# Handgun Holsters



## heritage1909 (Apr 3, 2009)

What are the very best brands of holsters regardless of price?
Any info would be appreciated.


----------



## VAMarine (Dec 25, 2008)

Milt Sparks, Del Fatti, Mitch Rosen, 5 Shot Leather, Desibens Gun Leather, Pure Kustom Inc, Nossar Gunleather.
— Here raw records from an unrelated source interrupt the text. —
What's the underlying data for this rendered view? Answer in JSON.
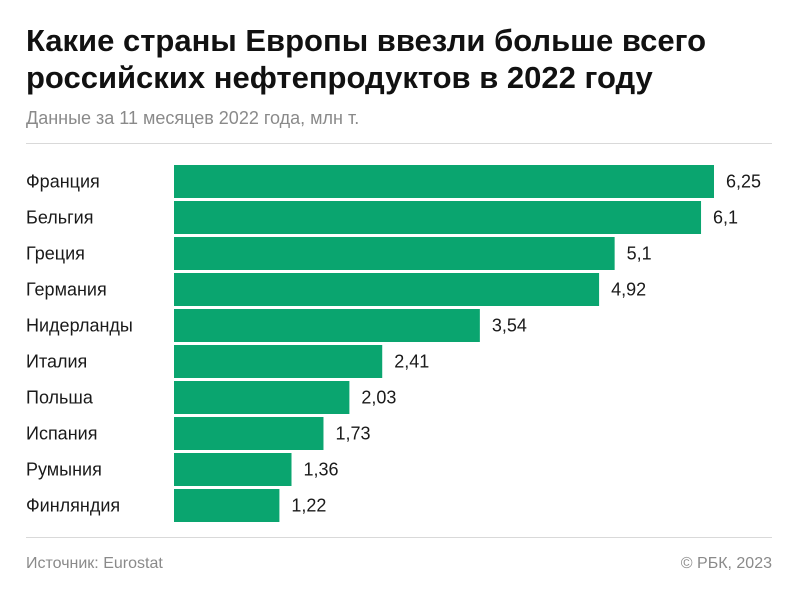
{
  "title": "Какие страны Европы ввезли больше всего российских нефтепродуктов в 2022 году",
  "subtitle": "Данные за 11 месяцев 2022 года, млн т.",
  "source": "Источник: Eurostat",
  "credit": "© РБК, 2023",
  "chart_data": {
    "type": "bar",
    "orientation": "horizontal",
    "categories": [
      "Франция",
      "Бельгия",
      "Греция",
      "Германия",
      "Нидерланды",
      "Италия",
      "Польша",
      "Испания",
      "Румыния",
      "Финляндия"
    ],
    "values": [
      6.25,
      6.1,
      5.1,
      4.92,
      3.54,
      2.41,
      2.03,
      1.73,
      1.36,
      1.22
    ],
    "value_labels": [
      "6,25",
      "6,1",
      "5,1",
      "4,92",
      "3,54",
      "2,41",
      "2,03",
      "1,73",
      "1,36",
      "1,22"
    ],
    "xlim": [
      0,
      6.25
    ],
    "grid": false,
    "bar_color": "#0aa56f"
  }
}
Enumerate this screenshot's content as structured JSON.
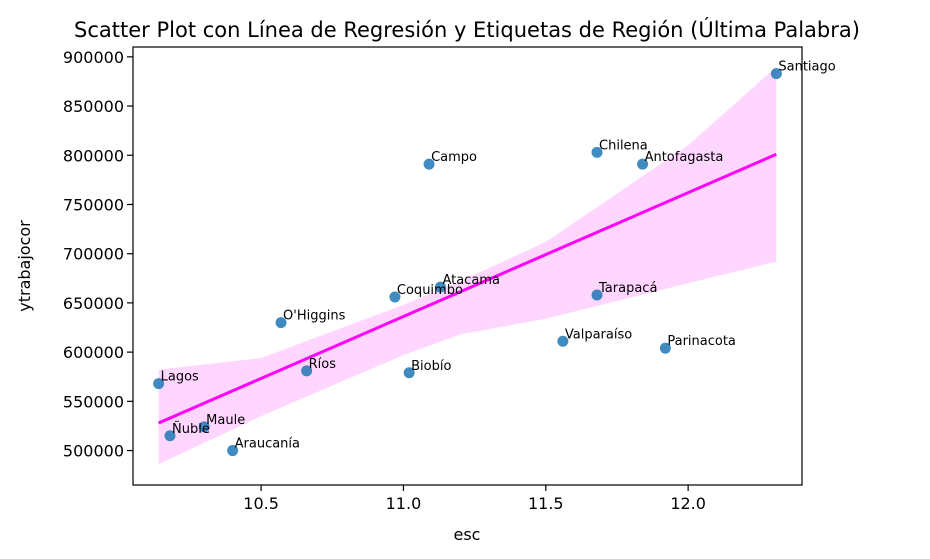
{
  "chart_data": {
    "type": "scatter",
    "title": "Scatter Plot con Línea de Regresión y Etiquetas de Región (Última Palabra)",
    "xlabel": "esc",
    "ylabel": "ytrabajocor",
    "xlim": [
      10.05,
      12.4
    ],
    "ylim": [
      465000,
      910000
    ],
    "x_ticks": [
      10.5,
      11.0,
      11.5,
      12.0
    ],
    "x_tick_labels": [
      "10.5",
      "11.0",
      "11.5",
      "12.0"
    ],
    "y_ticks": [
      500000,
      550000,
      600000,
      650000,
      700000,
      750000,
      800000,
      850000,
      900000
    ],
    "y_tick_labels": [
      "500000",
      "550000",
      "600000",
      "650000",
      "700000",
      "750000",
      "800000",
      "850000",
      "900000"
    ],
    "grid": false,
    "colors": {
      "points": "#1f77b4",
      "regression_line": "#ff00ff",
      "confidence_band": "#ff00ff"
    },
    "points": [
      {
        "label": "Santiago",
        "x": 12.31,
        "y": 883000
      },
      {
        "label": "Chilena",
        "x": 11.68,
        "y": 803000
      },
      {
        "label": "Antofagasta",
        "x": 11.84,
        "y": 791000
      },
      {
        "label": "Campo",
        "x": 11.09,
        "y": 791000
      },
      {
        "label": "Atacama",
        "x": 11.13,
        "y": 666000
      },
      {
        "label": "Coquimbo",
        "x": 10.97,
        "y": 656000
      },
      {
        "label": "Tarapacá",
        "x": 11.68,
        "y": 658000
      },
      {
        "label": "O'Higgins",
        "x": 10.57,
        "y": 630000
      },
      {
        "label": "Valparaíso",
        "x": 11.56,
        "y": 611000
      },
      {
        "label": "Parinacota",
        "x": 11.92,
        "y": 604000
      },
      {
        "label": "Ríos",
        "x": 10.66,
        "y": 581000
      },
      {
        "label": "Biobío",
        "x": 11.02,
        "y": 579000
      },
      {
        "label": "Lagos",
        "x": 10.14,
        "y": 568000
      },
      {
        "label": "Maule",
        "x": 10.3,
        "y": 524000
      },
      {
        "label": "Ñuble",
        "x": 10.18,
        "y": 515000
      },
      {
        "label": "Araucanía",
        "x": 10.4,
        "y": 500000
      }
    ],
    "regression": {
      "x": [
        10.14,
        12.31
      ],
      "y": [
        528000,
        801000
      ]
    },
    "confidence_band": {
      "x": [
        10.14,
        10.5,
        11.0,
        11.2,
        11.5,
        12.0,
        12.31
      ],
      "lower": [
        486000,
        535000,
        597000,
        618000,
        634000,
        670000,
        692000
      ],
      "upper": [
        582000,
        594000,
        648000,
        672000,
        712000,
        810000,
        890000
      ]
    }
  }
}
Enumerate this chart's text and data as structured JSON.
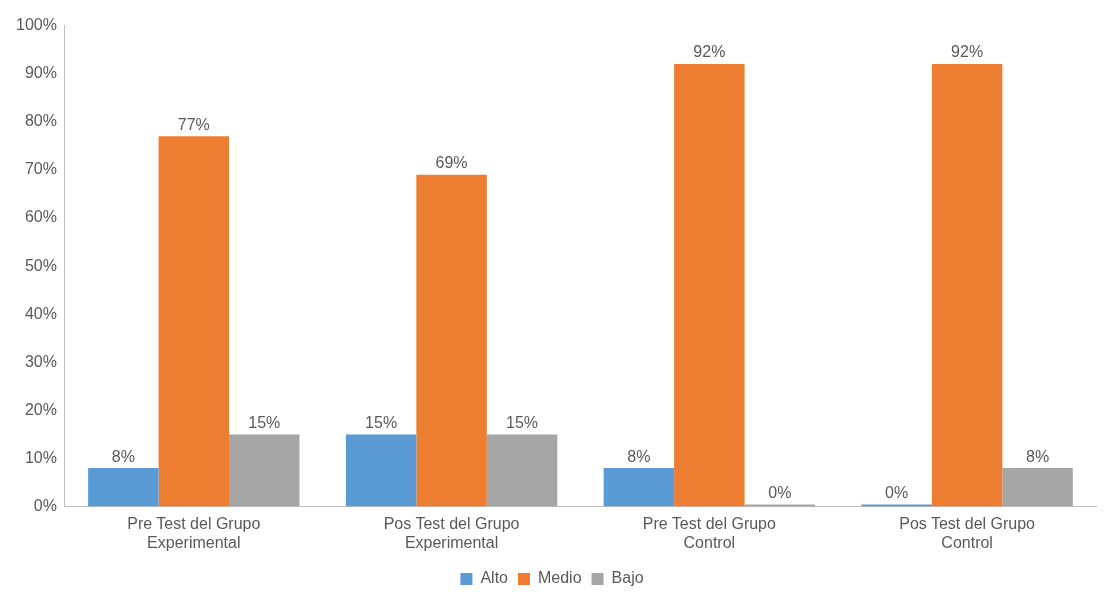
{
  "chart_data": {
    "type": "bar",
    "categories": [
      "Pre Test del Grupo Experimental",
      "Pos Test del Grupo Experimental",
      "Pre Test del Grupo Control",
      "Pos Test del Grupo Control"
    ],
    "series": [
      {
        "name": "Alto",
        "color": "#5b9bd5",
        "values": [
          8,
          15,
          8,
          0
        ],
        "value_labels": [
          "8%",
          "15%",
          "8%",
          "0%"
        ]
      },
      {
        "name": "Medio",
        "color": "#ed7d31",
        "values": [
          77,
          69,
          92,
          92
        ],
        "value_labels": [
          "77%",
          "69%",
          "92%",
          "92%"
        ]
      },
      {
        "name": "Bajo",
        "color": "#a5a5a5",
        "values": [
          15,
          15,
          0,
          8
        ],
        "value_labels": [
          "15%",
          "15%",
          "0%",
          "8%"
        ]
      }
    ],
    "ylim": [
      0,
      100
    ],
    "yticks": [
      {
        "value": 0,
        "label": "0%"
      },
      {
        "value": 10,
        "label": "10%"
      },
      {
        "value": 20,
        "label": "20%"
      },
      {
        "value": 30,
        "label": "30%"
      },
      {
        "value": 40,
        "label": "40%"
      },
      {
        "value": 50,
        "label": "50%"
      },
      {
        "value": 60,
        "label": "60%"
      },
      {
        "value": 70,
        "label": "70%"
      },
      {
        "value": 80,
        "label": "80%"
      },
      {
        "value": 90,
        "label": "90%"
      },
      {
        "value": 100,
        "label": "100%"
      }
    ],
    "grid": false,
    "legend": "bottom"
  }
}
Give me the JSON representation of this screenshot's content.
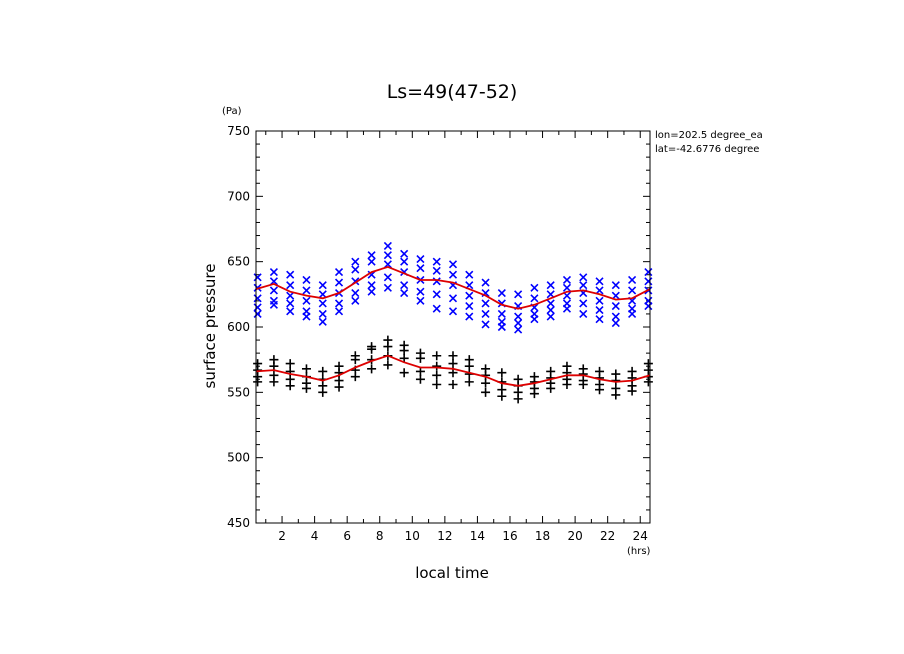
{
  "chart_data": {
    "type": "scatter",
    "title": "Ls=49(47-52)",
    "xlabel": "local time",
    "ylabel": "surface pressure",
    "xunit": "(hrs)",
    "yunit": "(Pa)",
    "xlim": [
      0.4,
      24.6
    ],
    "ylim": [
      450,
      750
    ],
    "xticks": [
      2,
      4,
      6,
      8,
      10,
      12,
      14,
      16,
      18,
      20,
      22,
      24
    ],
    "yticks": [
      450,
      500,
      550,
      600,
      650,
      700,
      750
    ],
    "annotations": [
      "lon=202.5 degree_ea",
      "lat=-42.6776 degree"
    ],
    "series": [
      {
        "marker": "x",
        "color": "#0000ff",
        "x": [
          0.5,
          1.5,
          2.5,
          3.5,
          4.5,
          5.5,
          6.5,
          7.5,
          8.5,
          9.5,
          10.5,
          11.5,
          12.5,
          13.5,
          14.5,
          15.5,
          16.5,
          17.5,
          18.5,
          19.5,
          20.5,
          21.5,
          22.5,
          23.5,
          24.5
        ],
        "y": [
          [
            638,
            630,
            622,
            615,
            610
          ],
          [
            642,
            635,
            628,
            620,
            617
          ],
          [
            640,
            632,
            624,
            618,
            612
          ],
          [
            636,
            628,
            620,
            612,
            608
          ],
          [
            632,
            625,
            618,
            610,
            604
          ],
          [
            642,
            634,
            626,
            618,
            612
          ],
          [
            650,
            644,
            635,
            626,
            620
          ],
          [
            655,
            650,
            640,
            632,
            627
          ],
          [
            662,
            655,
            648,
            638,
            630
          ],
          [
            656,
            650,
            642,
            632,
            626
          ],
          [
            652,
            645,
            636,
            627,
            620
          ],
          [
            650,
            643,
            635,
            625,
            614
          ],
          [
            648,
            640,
            632,
            622,
            612
          ],
          [
            640,
            632,
            624,
            616,
            608
          ],
          [
            634,
            626,
            618,
            610,
            602
          ],
          [
            626,
            618,
            610,
            604,
            600
          ],
          [
            625,
            616,
            608,
            603,
            598
          ],
          [
            630,
            622,
            615,
            610,
            606
          ],
          [
            632,
            625,
            618,
            613,
            608
          ],
          [
            636,
            630,
            624,
            618,
            614
          ],
          [
            638,
            632,
            626,
            618,
            610
          ],
          [
            635,
            628,
            620,
            613,
            606
          ],
          [
            632,
            624,
            616,
            608,
            603
          ],
          [
            636,
            628,
            620,
            614,
            610
          ],
          [
            642,
            635,
            628,
            620,
            616
          ]
        ]
      },
      {
        "marker": "+",
        "color": "#000000",
        "x": [
          0.5,
          1.5,
          2.5,
          3.5,
          4.5,
          5.5,
          6.5,
          7.5,
          8.5,
          9.5,
          10.5,
          11.5,
          12.5,
          13.5,
          14.5,
          15.5,
          16.5,
          17.5,
          18.5,
          19.5,
          20.5,
          21.5,
          22.5,
          23.5,
          24.5
        ],
        "y": [
          [
            572,
            567,
            562,
            558
          ],
          [
            575,
            570,
            563,
            558
          ],
          [
            572,
            566,
            560,
            555
          ],
          [
            568,
            562,
            557,
            553
          ],
          [
            566,
            560,
            555,
            550
          ],
          [
            570,
            565,
            559,
            554
          ],
          [
            578,
            575,
            567,
            562
          ],
          [
            585,
            583,
            575,
            568
          ],
          [
            590,
            585,
            578,
            571
          ],
          [
            586,
            582,
            576,
            565
          ],
          [
            580,
            576,
            566,
            560
          ],
          [
            578,
            570,
            563,
            556
          ],
          [
            578,
            572,
            565,
            556
          ],
          [
            575,
            570,
            564,
            558
          ],
          [
            568,
            563,
            557,
            550
          ],
          [
            565,
            558,
            552,
            547
          ],
          [
            560,
            555,
            550,
            545
          ],
          [
            562,
            558,
            553,
            549
          ],
          [
            566,
            561,
            557,
            553
          ],
          [
            570,
            565,
            560,
            556
          ],
          [
            568,
            564,
            559,
            556
          ],
          [
            566,
            561,
            556,
            552
          ],
          [
            564,
            559,
            553,
            548
          ],
          [
            566,
            561,
            555,
            551
          ],
          [
            572,
            567,
            562,
            558
          ]
        ]
      }
    ],
    "lines": [
      {
        "color": "#dd0000",
        "x": [
          0.4,
          1.5,
          2.5,
          3.5,
          4.5,
          5.5,
          6.5,
          7.5,
          8.5,
          9.5,
          10.5,
          11.5,
          12.5,
          13.5,
          14.5,
          15.5,
          16.5,
          17.5,
          18.5,
          19.5,
          20.5,
          21.5,
          22.5,
          23.5,
          24.6
        ],
        "y": [
          629,
          633,
          627,
          624,
          622,
          626,
          634,
          642,
          646,
          641,
          636,
          636,
          634,
          629,
          624,
          617,
          614,
          617,
          622,
          627,
          628,
          625,
          621,
          622,
          629
        ]
      },
      {
        "color": "#dd0000",
        "x": [
          0.4,
          1.5,
          2.5,
          3.5,
          4.5,
          5.5,
          6.5,
          7.5,
          8.5,
          9.5,
          10.5,
          11.5,
          12.5,
          13.5,
          14.5,
          15.5,
          16.5,
          17.5,
          18.5,
          19.5,
          20.5,
          21.5,
          22.5,
          23.5,
          24.6
        ],
        "y": [
          566,
          567,
          564,
          562,
          559,
          563,
          569,
          574,
          578,
          573,
          569,
          569,
          568,
          565,
          562,
          557,
          555,
          557,
          560,
          563,
          563,
          560,
          558,
          559,
          563
        ]
      }
    ]
  }
}
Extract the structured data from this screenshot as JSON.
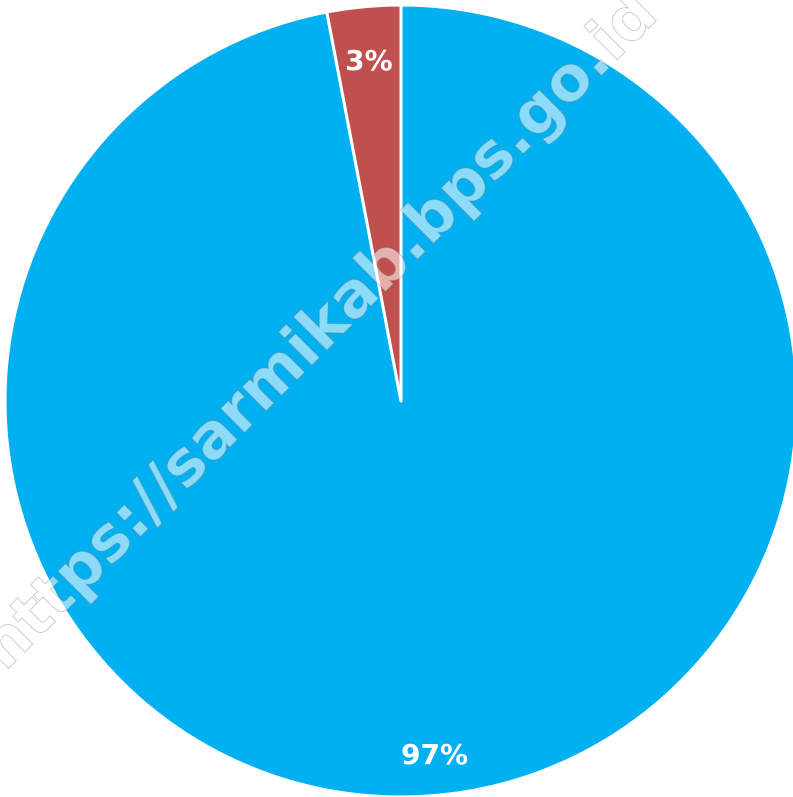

For a lesser costing alternative that is still great quality I suggest UBG Holsters.


----------



## cougartex (Jan 2, 2010)

I like Master's Leather Holsters.

MASTER'S Leather PANCAKE Holster - Open Top


----------



## Hollander (Feb 2, 2009)

RGrizzle Leather, TT Gunleather, Mitch Rosen, Tucker Gun Leather. I just received my new RGrizzle custom high ride pancake for my Springfield EMP 9. A great product at a reasonable price with only about 4-5 weeks turn around - he is getting more and more busy so it might be a little longer than that. I probably will order another one from in the spring for my Springfield Ultra Compact Stainless .45 that Santa bought me for Christmas. Good Luck in your search.


----------



## SigZagger (Aug 16, 2006)

Over decades of owning leather holsters, I've found John O'Rourke products to be the best. Best made, best price, best customer service (the owner). Made in America. Here: J.W. O'Rourke Leather Products -- Holsters, belts.


----------



## gpo1956 (Nov 18, 2010)

I think its pretty universally agreed that Milt Sparks, Del Fatti and Alessi are top of the lines.


----------